The possibility also exists that Crohn's disease is a heterogenous group of diseases, with MAP being one etiologic agent. If this were so, then the conflicting results in the literature could be explained by the inclusion of varying proportions of cases actually caused by MAP. One would however expect cases with granulomas to be associated with the organism. This has been suggested in some studies1, 2 but not others.3 These studies did not however specifically target the granulomas as we did. The use of in situ hybridization has detected MAP DNA in myofibroblasts and macrophages of patients with Crohn's disease containing granulomas.2 This was found more frequently than in ulcerative colitis, control, and Crohn's patients with no granulomas. Interestingly enough however, no signals were identified in the granulomas themselves, again suggesting that the organism may be secondarily present.

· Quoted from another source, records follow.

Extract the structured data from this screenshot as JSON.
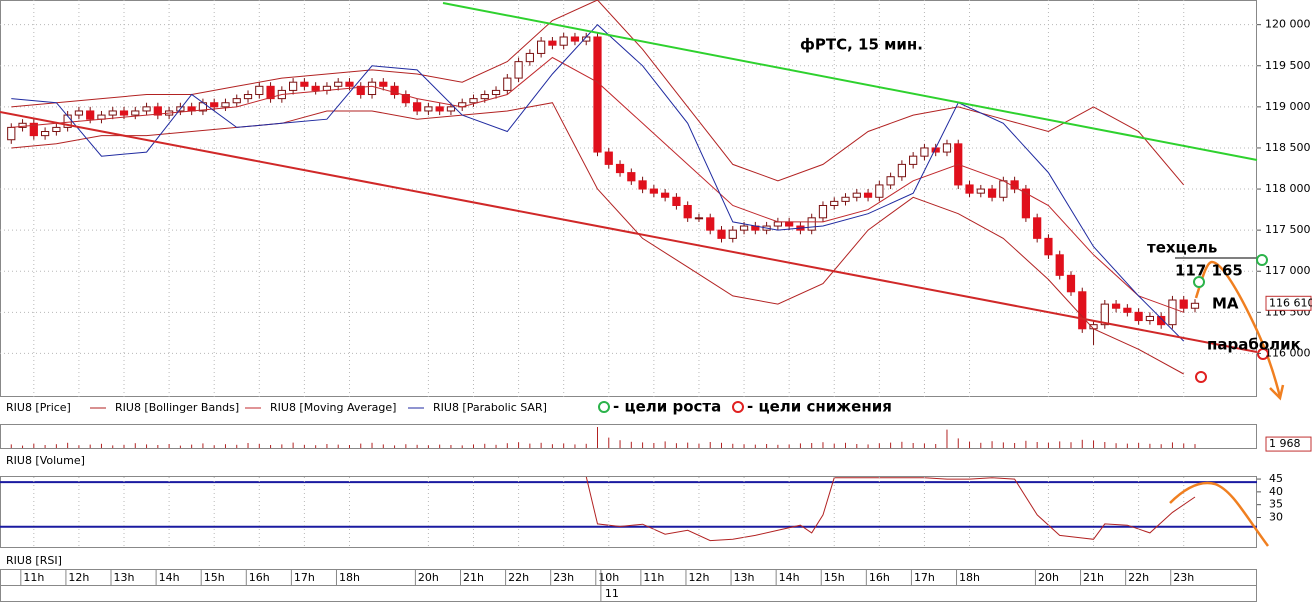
{
  "chart_data": [
    {
      "type": "candlestick",
      "title": "фРТС, 15 мин.",
      "xlim": [
        -1,
        110.5
      ],
      "ylim": [
        115470,
        120300
      ],
      "yticks": [
        {
          "value": 116000,
          "label": "116 000"
        },
        {
          "value": 116500,
          "label": "116 500"
        },
        {
          "value": 117000,
          "label": "117 000"
        },
        {
          "value": 117500,
          "label": "117 500"
        },
        {
          "value": 118000,
          "label": "118 000"
        },
        {
          "value": 118500,
          "label": "118 500"
        },
        {
          "value": 119000,
          "label": "119 000"
        },
        {
          "value": 119500,
          "label": "119 500"
        },
        {
          "value": 120000,
          "label": "120 000"
        }
      ],
      "xticks": [
        {
          "value": 2,
          "label": "11h"
        },
        {
          "value": 6,
          "label": "12h"
        },
        {
          "value": 10,
          "label": "13h"
        },
        {
          "value": 14,
          "label": "14h"
        },
        {
          "value": 18,
          "label": "15h"
        },
        {
          "value": 22,
          "label": "16h"
        },
        {
          "value": 26,
          "label": "17h"
        },
        {
          "value": 30,
          "label": "18h"
        },
        {
          "value": 37,
          "label": "20h"
        },
        {
          "value": 41,
          "label": "21h"
        },
        {
          "value": 45,
          "label": "22h"
        },
        {
          "value": 49,
          "label": "23h"
        },
        {
          "value": 53,
          "label": "10h"
        },
        {
          "value": 57,
          "label": "11h"
        },
        {
          "value": 61,
          "label": "12h"
        },
        {
          "value": 65,
          "label": "13h"
        },
        {
          "value": 69,
          "label": "14h"
        },
        {
          "value": 73,
          "label": "15h"
        },
        {
          "value": 77,
          "label": "16h"
        },
        {
          "value": 81,
          "label": "17h"
        },
        {
          "value": 85,
          "label": "18h"
        },
        {
          "value": 92,
          "label": "20h"
        },
        {
          "value": 96,
          "label": "21h"
        },
        {
          "value": 100,
          "label": "22h"
        },
        {
          "value": 104,
          "label": "23h"
        }
      ],
      "date_ticks": [
        {
          "value": 52.3,
          "label": "11"
        }
      ],
      "grid": true,
      "last_value": {
        "value": 116610,
        "label": "116 610"
      },
      "series": [
        {
          "name": "RIU8 [Price]",
          "type": "candlestick",
          "up_color": "#ffffff",
          "down_color": "#e0101c",
          "edge_color": "#7a1010",
          "open": [
            118600,
            118750,
            118800,
            118650,
            118700,
            118750,
            118900,
            118950,
            118850,
            118900,
            118950,
            118900,
            118950,
            119000,
            118900,
            118950,
            119000,
            118950,
            119050,
            119000,
            119050,
            119100,
            119150,
            119250,
            119100,
            119200,
            119300,
            119250,
            119200,
            119250,
            119300,
            119250,
            119150,
            119300,
            119250,
            119150,
            119050,
            118950,
            119000,
            118950,
            119000,
            119050,
            119100,
            119150,
            119200,
            119350,
            119550,
            119650,
            119800,
            119750,
            119850,
            119800,
            119850,
            118450,
            118300,
            118200,
            118100,
            118000,
            117950,
            117900,
            117800,
            117650,
            117650,
            117500,
            117400,
            117500,
            117550,
            117500,
            117550,
            117600,
            117550,
            117500,
            117650,
            117800,
            117850,
            117900,
            117950,
            117900,
            118050,
            118150,
            118300,
            118400,
            118500,
            118450,
            118550,
            118050,
            117950,
            118000,
            117900,
            118100,
            118000,
            117650,
            117400,
            117200,
            116950,
            116750,
            116300,
            116350,
            116600,
            116550,
            116500,
            116400,
            116450,
            116350,
            116650,
            116550
          ],
          "high": [
            118800,
            118850,
            118850,
            118750,
            118800,
            118950,
            119000,
            119000,
            118950,
            119000,
            119000,
            119000,
            119050,
            119050,
            119000,
            119050,
            119050,
            119100,
            119100,
            119100,
            119150,
            119200,
            119300,
            119300,
            119250,
            119350,
            119350,
            119300,
            119300,
            119350,
            119350,
            119300,
            119350,
            119350,
            119300,
            119200,
            119100,
            119050,
            119050,
            119050,
            119100,
            119150,
            119200,
            119250,
            119400,
            119600,
            119700,
            119850,
            119850,
            119900,
            119900,
            119900,
            119900,
            118500,
            118350,
            118250,
            118150,
            118050,
            118000,
            117950,
            117850,
            117700,
            117700,
            117550,
            117550,
            117600,
            117600,
            117600,
            117650,
            117650,
            117600,
            117700,
            117850,
            117900,
            117950,
            118000,
            118000,
            118100,
            118200,
            118350,
            118450,
            118550,
            118550,
            118600,
            118600,
            118100,
            118050,
            118050,
            118150,
            118150,
            118050,
            117700,
            117450,
            117250,
            117000,
            116800,
            116400,
            116650,
            116650,
            116600,
            116550,
            116500,
            116500,
            116700,
            116700,
            116660
          ],
          "low": [
            118550,
            118700,
            118600,
            118600,
            118650,
            118700,
            118850,
            118800,
            118800,
            118850,
            118850,
            118850,
            118900,
            118850,
            118850,
            118900,
            118900,
            118900,
            118950,
            118950,
            119000,
            119050,
            119100,
            119050,
            119050,
            119150,
            119200,
            119150,
            119150,
            119200,
            119200,
            119100,
            119100,
            119200,
            119100,
            119000,
            118900,
            118900,
            118900,
            118900,
            118950,
            119000,
            119050,
            119100,
            119150,
            119300,
            119500,
            119600,
            119700,
            119700,
            119750,
            119750,
            118400,
            118250,
            118150,
            118050,
            117950,
            117900,
            117850,
            117750,
            117600,
            117600,
            117450,
            117350,
            117350,
            117450,
            117450,
            117450,
            117500,
            117500,
            117450,
            117450,
            117600,
            117750,
            117800,
            117850,
            117850,
            117850,
            118000,
            118100,
            118250,
            118350,
            118400,
            118400,
            118000,
            117900,
            117900,
            117850,
            117850,
            117950,
            117600,
            117350,
            117150,
            116900,
            116700,
            116250,
            116100,
            116300,
            116500,
            116450,
            116350,
            116350,
            116300,
            116300,
            116500,
            116500
          ],
          "close": [
            118750,
            118800,
            118650,
            118700,
            118750,
            118900,
            118950,
            118850,
            118900,
            118950,
            118900,
            118950,
            119000,
            118900,
            118950,
            119000,
            118950,
            119050,
            119000,
            119050,
            119100,
            119150,
            119250,
            119100,
            119200,
            119300,
            119250,
            119200,
            119250,
            119300,
            119250,
            119150,
            119300,
            119250,
            119150,
            119050,
            118950,
            119000,
            118950,
            119000,
            119050,
            119100,
            119150,
            119200,
            119350,
            119550,
            119650,
            119800,
            119750,
            119850,
            119800,
            119850,
            118450,
            118300,
            118200,
            118100,
            118000,
            117950,
            117900,
            117800,
            117650,
            117650,
            117500,
            117400,
            117500,
            117550,
            117500,
            117550,
            117600,
            117550,
            117500,
            117650,
            117800,
            117850,
            117900,
            117950,
            117900,
            118050,
            118150,
            118300,
            118400,
            118500,
            118450,
            118550,
            118050,
            117950,
            118000,
            117900,
            118100,
            118000,
            117650,
            117400,
            117200,
            116950,
            116750,
            116300,
            116350,
            116600,
            116550,
            116500,
            116400,
            116450,
            116350,
            116650,
            116550,
            116610
          ]
        },
        {
          "name": "RIU8 [Bollinger Bands]",
          "type": "band",
          "color": "#b22222",
          "x": [
            0,
            4,
            8,
            12,
            16,
            20,
            24,
            28,
            32,
            36,
            40,
            44,
            48,
            52,
            56,
            60,
            64,
            68,
            72,
            76,
            80,
            84,
            88,
            92,
            96,
            100,
            104
          ],
          "upper": [
            119000,
            119050,
            119100,
            119150,
            119150,
            119250,
            119350,
            119400,
            119450,
            119400,
            119300,
            119550,
            120050,
            120300,
            119700,
            119000,
            118300,
            118100,
            118300,
            118700,
            118900,
            119000,
            118850,
            118700,
            119000,
            118700,
            118050
          ],
          "lower": [
            118500,
            118550,
            118650,
            118650,
            118700,
            118750,
            118800,
            118950,
            118950,
            118850,
            118900,
            118950,
            119050,
            118000,
            117400,
            117050,
            116700,
            116600,
            116850,
            117500,
            117900,
            117700,
            117400,
            116900,
            116300,
            116050,
            115750
          ]
        },
        {
          "name": "RIU8 [Moving Average]",
          "type": "line",
          "color": "#c0282c",
          "x": [
            0,
            4,
            8,
            12,
            16,
            20,
            24,
            28,
            32,
            36,
            40,
            44,
            48,
            52,
            56,
            60,
            64,
            68,
            72,
            76,
            80,
            84,
            88,
            92,
            96,
            100,
            104
          ],
          "values": [
            118750,
            118800,
            118850,
            118900,
            118950,
            119000,
            119150,
            119200,
            119250,
            119100,
            119000,
            119150,
            119600,
            119300,
            118800,
            118300,
            117800,
            117600,
            117600,
            117750,
            118100,
            118300,
            118100,
            117800,
            117200,
            116700,
            116500
          ]
        },
        {
          "name": "RIU8 [Parabolic SAR]",
          "type": "line",
          "color": "#1f2aa0",
          "x": [
            0,
            4,
            8,
            12,
            16,
            20,
            24,
            28,
            32,
            36,
            40,
            44,
            48,
            52,
            56,
            60,
            64,
            68,
            72,
            76,
            80,
            84,
            88,
            92,
            96,
            100,
            104
          ],
          "values": [
            119100,
            119050,
            118400,
            118450,
            119150,
            118750,
            118800,
            118850,
            119500,
            119450,
            118900,
            118700,
            119400,
            120000,
            119500,
            118800,
            117600,
            117500,
            117550,
            117700,
            117950,
            119050,
            118800,
            118200,
            117300,
            116700,
            116150
          ]
        }
      ],
      "annotations": [
        {
          "text": "техцель"
        },
        {
          "text": "117 165"
        },
        {
          "text": "МА"
        },
        {
          "text": "параболик"
        }
      ],
      "targets_legend": [
        {
          "text": "- цели роста",
          "color": "#2bb34a"
        },
        {
          "text": "- цели снижения",
          "color": "#e02020"
        }
      ]
    },
    {
      "type": "bar",
      "xlim": [
        -1,
        110.5
      ],
      "ylim": [
        0,
        11000
      ],
      "series": [
        {
          "name": "RIU8 [Volume]",
          "color": "#b22222",
          "values": [
            1800,
            1200,
            2200,
            1500,
            1900,
            2600,
            1400,
            1700,
            2100,
            1300,
            1600,
            2400,
            1800,
            1500,
            2000,
            1200,
            1700,
            2300,
            1400,
            1900,
            1600,
            2500,
            2100,
            1500,
            1800,
            2700,
            1600,
            1400,
            2000,
            1700,
            1500,
            2200,
            2600,
            1800,
            1300,
            1900,
            1600,
            1400,
            1700,
            1500,
            1300,
            1800,
            2100,
            1600,
            2400,
            2900,
            2200,
            2600,
            1900,
            2300,
            1800,
            2100,
            10500,
            5200,
            3900,
            3100,
            2800,
            2500,
            3300,
            2400,
            2700,
            2200,
            3000,
            2600,
            2100,
            1900,
            1700,
            2000,
            1600,
            1800,
            2300,
            2500,
            2900,
            2200,
            2600,
            2000,
            1800,
            2400,
            2700,
            3100,
            2500,
            2300,
            2000,
            9200,
            4800,
            3200,
            2600,
            3400,
            2800,
            2500,
            3600,
            3000,
            2700,
            3300,
            2900,
            4100,
            3800,
            3000,
            2400,
            2200,
            2600,
            2100,
            1900,
            2800,
            2300,
            1968
          ]
        }
      ],
      "last_value": {
        "value": 1968,
        "label": "1 968"
      }
    },
    {
      "type": "line",
      "xlim": [
        -1,
        110.5
      ],
      "ylim": [
        18.1,
        45.8
      ],
      "yticks": [
        45,
        40,
        35,
        30
      ],
      "levels": [
        43.8,
        26.4
      ],
      "levels_color": "#1a1aa0",
      "series": [
        {
          "name": "RIU8 [RSI]",
          "color": "#b22222",
          "x": [
            51,
            52,
            54,
            56,
            58,
            60,
            62,
            64,
            66,
            68,
            70,
            71,
            72,
            73,
            75,
            77,
            79,
            81,
            83,
            85,
            87,
            89,
            91,
            93,
            95,
            96,
            97,
            99,
            101,
            103,
            105
          ],
          "values": [
            46,
            27.5,
            26.5,
            27.4,
            23.5,
            25,
            21,
            21.5,
            23,
            25,
            27,
            24,
            31,
            45.5,
            45.5,
            45.5,
            45.5,
            45.5,
            45,
            45,
            45.5,
            45,
            31,
            23,
            22,
            21.5,
            27.5,
            27,
            24,
            32,
            38
          ]
        }
      ]
    }
  ]
}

Approaches using antibody titers have shown conflicting results, with statistically significant elevated antibody titers found by some authors,27, 28, 29, 30, 31 but not others.32 From a clinical standpoint, a double-blinded randomized control trial has found no benefit from antituberculous chemotherapy in 130 Crohn's disease patients after 2 and 5 years follow-up.33, 34 It is thus clear that MAP as an etiological agent in Crohn's disease still remains controversial.

In conclusion, our inability to identify DNA of the IS900 and IS1311 sequences from the carefully microdissected granulomas of well-characterized cases of Crohn's disease, fails to support a role for M. avium subsp. paratuberculosis in the pathogenesis of this disorder.